Au-delà des espoirs et des craintes qui entourent l’avènement de l’IA, un autre constat s’impose : cette technologie est extrêmement énergivore. « Pour développer cet outil, il faut alimenter un centre de données. C’est un entrepôt dans lequel on installe des milliers de serveurs dans le but de les faire tourner 24 heures sur 24, indique Alexandre Pérard. Cela implique de produire énormément d’électricité. » Récemment, Martin Willame, un doctorant en télécommunications à l’UCLouvain, a estimé que, dans l’hypothèse où « 1% de la population mondiale utilisait une fois par jour ChatGPT, on aurait besoin de 27 centrales nucléaires de grande taille… » Le calcul de l’universitaire brabançon intervient au moment où Amazon annonce, à l’instar de Google, la construction de petits réacteurs nucléaires de nouvelle génération pour assurer ses besoins croissants en électricité. Cet appétit énergétique n’est pas étranger à l’intelligence artificielle. « Les programmes de développement nécessitent d’improbables quantités de données, précise Alexandre Pérard. Cela implique de faire tourner en permanence une énorme collection d’ordinateurs. »

« Penser que le coût environnemental va freiner les sociétés qui s’affairent à imposer l’IA, c’est un leurre, tranche Romain Boonen. Seules des limitations technologiques pourraient réellement freiner l’évolution de l’intelligence artificielle. Car les modèles développés dépendent de la puissance de calcul des algorithmes… Tout pourrait donc s’arrêter là. Mais depuis plusieurs mois, on voit que la demande en processeurs est largement supérieure à l’offre. Il suffit de regarder le chiffre d’affaires d’une société comme Nvidia. C’est une multinationale américaine qui fabrique des cartes graphiques profilées pour développer des outils IA. » Portée par l’accélération du secteur de l’intelligence artificielle, Nvidia est devenu, en juin 2024, la première capitalisation boursière au monde, atteignant 3.335 milliards (!) de dollars à la bourse de New York.

Romain continue : « On peut difficilement fermer les yeux sur les cotations boursières et les évolutions du marché : l’écologie n’est pas une limite pour les multinationales. Leur intérêt, c’est la rentabilité. Et vu les montants dont il est ici question, il faut être sacrément obtus pour refuser de regarder la réalité en face. L’IA va poursuivre son évolution. D’un point de vue technologique, c’est cousu de fil blanc. En revanche, il y a beaucoup à faire du côté législatif. L’Union européenne a montré l’exemple. Il faut maintenant poursuivre l’effort, instaurer des garde-fous juridiques, des freins légaux. »

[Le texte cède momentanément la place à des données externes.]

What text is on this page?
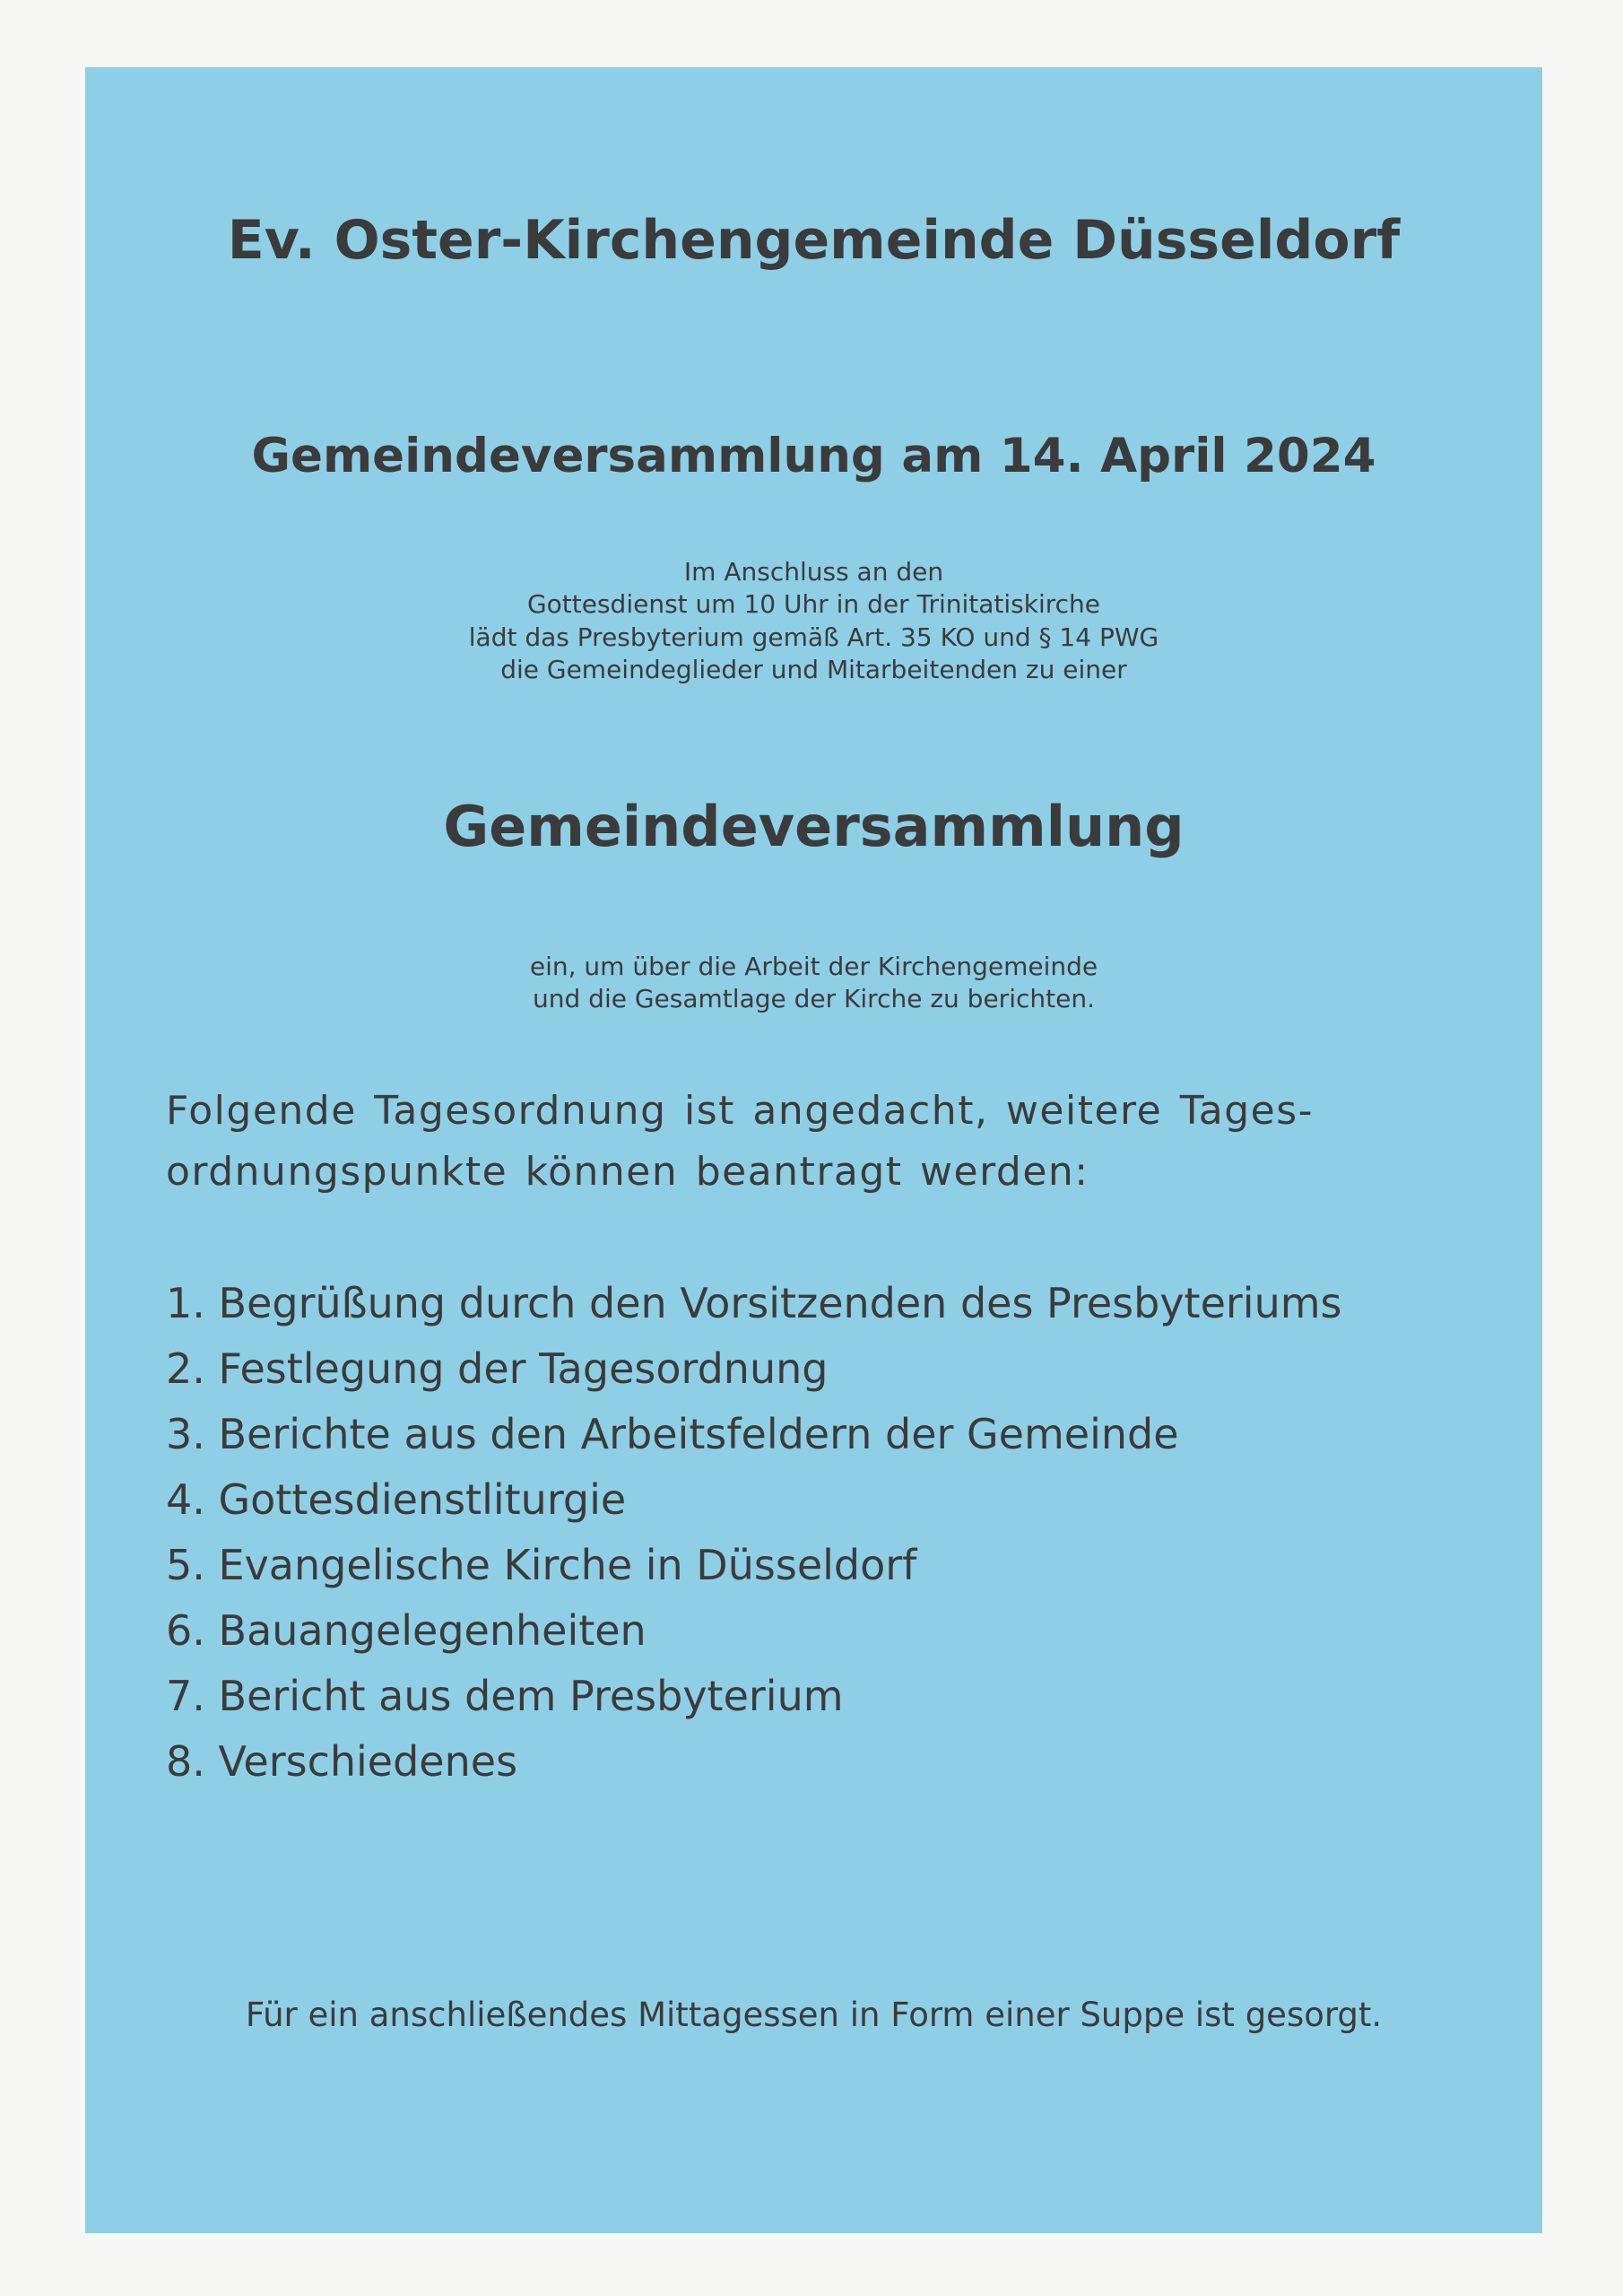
Ev. Oster-Kirchengemeinde Düsseldorf
Gemeindeversammlung am 14. April 2024
Im Anschluss an den
Gottesdienst um 10 Uhr in der Trinitatiskirche
lädt das Presbyterium gemäß Art. 35 KO und § 14 PWG
die Gemeindeglieder und Mitarbeitenden zu einer
Gemeindeversammlung
ein, um über die Arbeit der Kirchengemeinde
und die Gesamtlage der Kirche zu berichten.
Folgende Tagesordnung ist angedacht, weitere Tages-
ordnungspunkte können beantragt werden:
1. Begrüßung durch den Vorsitzenden des Presbyteriums
2. Festlegung der Tagesordnung
3. Berichte aus den Arbeitsfeldern der Gemeinde
4. Gottesdienstliturgie
5. Evangelische Kirche in Düsseldorf
6. Bauangelegenheiten
7. Bericht aus dem Presbyterium
8. Verschiedenes

Für ein anschließendes Mittagessen in Form einer Suppe ist gesorgt.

Bien partie pour s’installer durablement dans nos vies, l’IA se façonne ainsi un avenir. « L’intelligence artificielle sera toujours là dans dix ans, soutient Alexandre Pérard. Mais son usage sera certainement fort éloigné des projections que l’on fait aujourd’hui… Il y a des tâches pour lesquelles l’outil va surpasser l’humain. Dans la production d’images et l’art digital, par exemple, on atteint déjà des niveaux stratosphériques. Mais “l’intelligence” de ces outils informatiques reste fondamentalement différente de celle des humains. Ces systèmes produisent du contenu, pas de la réflexion. L’IA repose sur une accumulation de données mais elle n’a pas la conscience des choses. Elle n’a pas la conscience de l’art, pas la conscience de la création et certainement pas la conscience de la culture. » De son côté, le monde de la culture est, lui, incontestablement, en train d’affûter sa conscience de l’IA.